Popular UPI apps that are put in use everyday will now be imposed by a new market rule where none can exceed a market share of 30 percent, according to a report by The Economic Times. As per ET, the National Payments Corporation of India (NPCI), which is the governing body for digital payment instruments in India, has enforced this rule starting January 2020, and the same has been initially applied for three months, or the first quarter of 2021, which is nearing its end. The market share cap rule for all UPI apps in India will be applied on a rolling basis and is not a permanent rule, which is likely done to understand how the market reacts to such limitations.
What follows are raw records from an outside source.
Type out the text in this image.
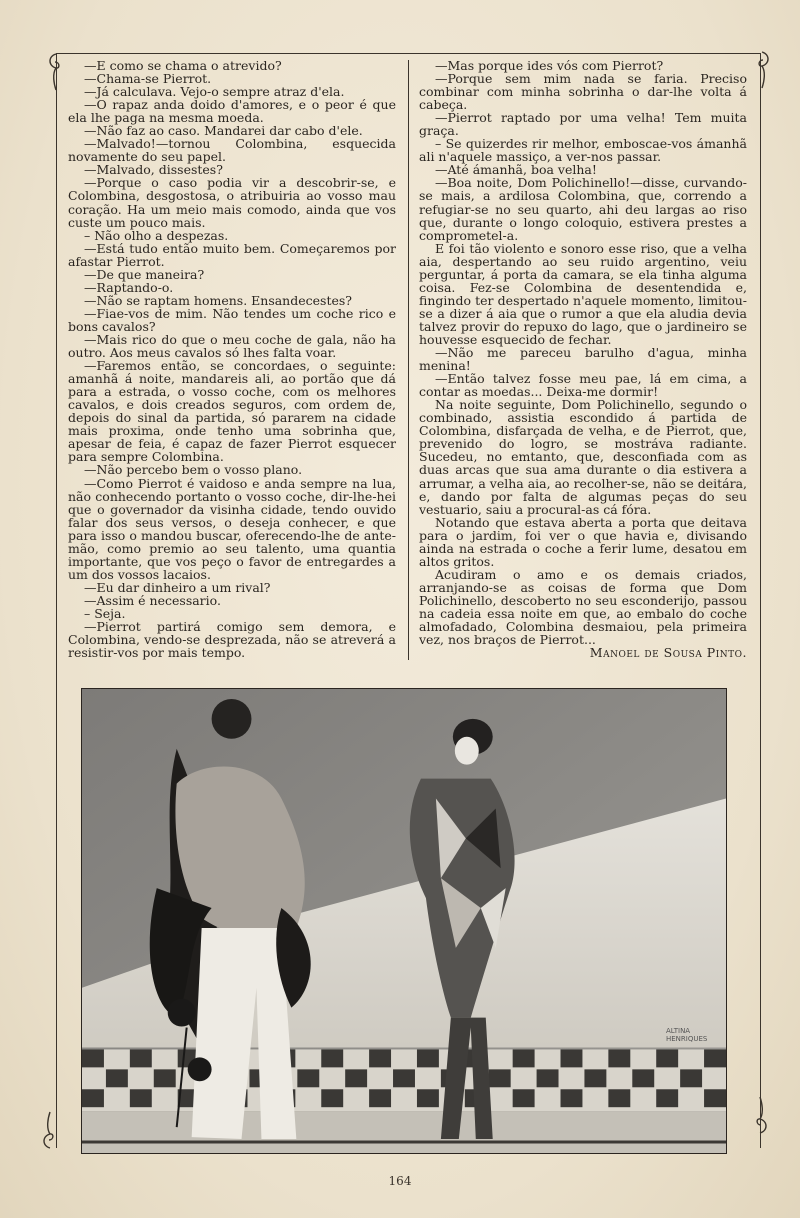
—E como se chama o atrevido?

—Chama-se Pierrot.

—Já calculava. Vejo-o sempre atraz d'ela.

—O rapaz anda doido d'amores, e o peor é que ela lhe paga na mesma moeda.

—Não faz ao caso. Mandarei dar cabo d'ele.

—Malvado!—tornou Colombina, esquecida novamente do seu papel.

—Malvado, dissestes?

—Porque o caso podia vir a descobrir-se, e Colombina, desgostosa, o atribuiria ao vosso mau coração. Ha um meio mais comodo, ainda que vos custe um pouco mais.

– Não olho a despezas.

—Está tudo então muito bem. Começaremos por afastar Pierrot.

—De que maneira?

—Raptando-o.

—Não se raptam homens. Ensandecestes?

—Fiae-vos de mim. Não tendes um coche rico e bons cavalos?

—Mais rico do que o meu coche de gala, não ha outro. Aos meus cavalos só lhes falta voar.

—Faremos então, se concordaes, o seguinte: amanhã á noite, mandareis ali, ao portão que dá para a estrada, o vosso coche, com os melhores cavalos, e dois creados seguros, com ordem de, depois do sinal da partida, só pararem na cidade mais proxima, onde tenho uma sobrinha que, apesar de feia, é capaz de fazer Pierrot esquecer para sempre Colombina.

—Não percebo bem o vosso plano.

—Como Pierrot é vaidoso e anda sempre na lua, não conhecendo portanto o vosso coche, dir-lhe-hei que o governador da visinha cidade, tendo ouvido falar dos seus versos, o deseja conhecer, e que para isso o mandou buscar, oferecendo-lhe de ante-mão, como premio ao seu talento, uma quantia importante, que vos peço o favor de entregardes a um dos vossos lacaios.

—Eu dar dinheiro a um rival?

—Assim é necessario.

– Seja.

—Pierrot partirá comigo sem demora, e Colombina, vendo-se desprezada, não se atreverá a resistir-vos por mais tempo.

—Mas porque ides vós com Pierrot?

—Porque sem mim nada se faria. Preciso combinar com minha sobrinha o dar-lhe volta á cabeça.

—Pierrot raptado por uma velha! Tem muita graça.

– Se quizerdes rir melhor, emboscae-vos ámanhã ali n'aquele massiço, a ver-nos passar.

—Até ámanhã, boa velha!

—Boa noite, Dom Polichinello!—disse, curvando-se mais, a ardilosa Colombina, que, correndo a refugiar-se no seu quarto, ahi deu largas ao riso que, durante o longo coloquio, estivera prestes a comprometel-a.

E foi tão violento e sonoro esse riso, que a velha aia, despertando ao seu ruido argentino, veiu perguntar, á porta da camara, se ela tinha alguma coisa. Fez-se Colombina de desentendida e, fingindo ter despertado n'aquele momento, limitou-se a dizer á aia que o rumor a que ela aludia devia talvez provir do repuxo do lago, que o jardineiro se houvesse esquecido de fechar.

—Não me pareceu barulho d'agua, minha menina!

—Então talvez fosse meu pae, lá em cima, a contar as moedas... Deixa-me dormir!

Na noite seguinte, Dom Polichinello, segundo o combinado, assistia escondido á partida de Colombina, disfarçada de velha, e de Pierrot, que, prevenido do logro, se mostráva radiante. Sucedeu, no emtanto, que, desconfiada com as duas arcas que sua ama durante o dia estivera a arrumar, a velha aia, ao recolher-se, não se deitára, e, dando por falta de algumas peças do seu vestuario, saiu a procural-as cá fóra.

Notando que estava aberta a porta que deitava para o jardim, foi ver o que havia e, divisando ainda na estrada o coche a ferir lume, desatou em altos gritos.

Acudiram o amo e os demais criados, arranjando-se as coisas de forma que Dom Polichinello, descoberto no seu esconderijo, passou na cadeia essa noite em que, ao embalo do coche almofadado, Colombina desmaiou, pela primeira vez, nos braços de Pierrot...

Manoel de Sousa Pinto.

ALTINA HENRIQUES
164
According to the NPCI’s latest rule’s postulates as mentioned by ET, UPI apps will be served an alert by the NPCI, once they hit a market share of 25 percent of all UPI transactions (by volume). Going further ahead, once any of these apps cross 27 percent market share, they will have to provide “evidence” of efforts being made voluntarily to prevent a further growth of market share — something that sounds rather bizarre, even when one considers the most prevalent anti-competitive laws in open trade economies. Once the market share crosses 30 percent, these UPI apps will have to compulsorily stop allowing new users from signing up on their platforms — and provide an undertaking to the NPCI for the same.
According to the report, these third party application providers (TPAPs) may be given a six-month grace period, during which they would not be penalised by the NPCI for having market share higher than what’s recommended by the body. However, the UPI apps will have to disclose a plan of action to control market share within five days of being notified about exceeding the recommended market share, and stick to it for the months to come. While the NPCI has stated in its circular that enforcing of this move will mostly be done by restricting new user sign-ups, there lies a clear possibility of service disruptions in the form of failed transactions, something that the NPCI circular has also hinted at.
In order to prevent major service disruptions, NPCI has reportedly allowed existing market leaders with over 30 percent market shares a period of two years to gradually bring about the change. The ET report reveals that in end-2020, both PhonePe and Google Pay had over 40 percent market share each, and has therefore been allowed time until the end of 2022 to bring about this change. The NPCI has also shared a draft message that these UPI apps will have to share with any new user that tries to sign up on the platform. The message reads, “Dear user, as per NPCI rules any UPI app with more than 30% market share cannot onboard new customers until their market share goes down. Currently, (app)’s UPI market share is (x)%, so unfortunately, you’ll have to wait a while before you can access our UPI services. We apologise for the inconvenience and promise to notify you as soon as NPCI allows us to onboard you again!”
The move is the first of its kind by a governing body in India to regulate major technology firms, both Indian and foreign, in terms of permissible market share. It also appears to be a move that will require leading UPI apps in India to voluntarily take steps to offload customers to competing services — something that will almost certainly not sit well with many. However, given the ultra-competitive digital payments market in India, and the myriad choices available such as Google Pay, Paytm, PhonePe, Amazon Pay and now even WhatsApp Pay, such a move may also turn out to be necessary to push these firms into offering the most consumer-favourable services that they can.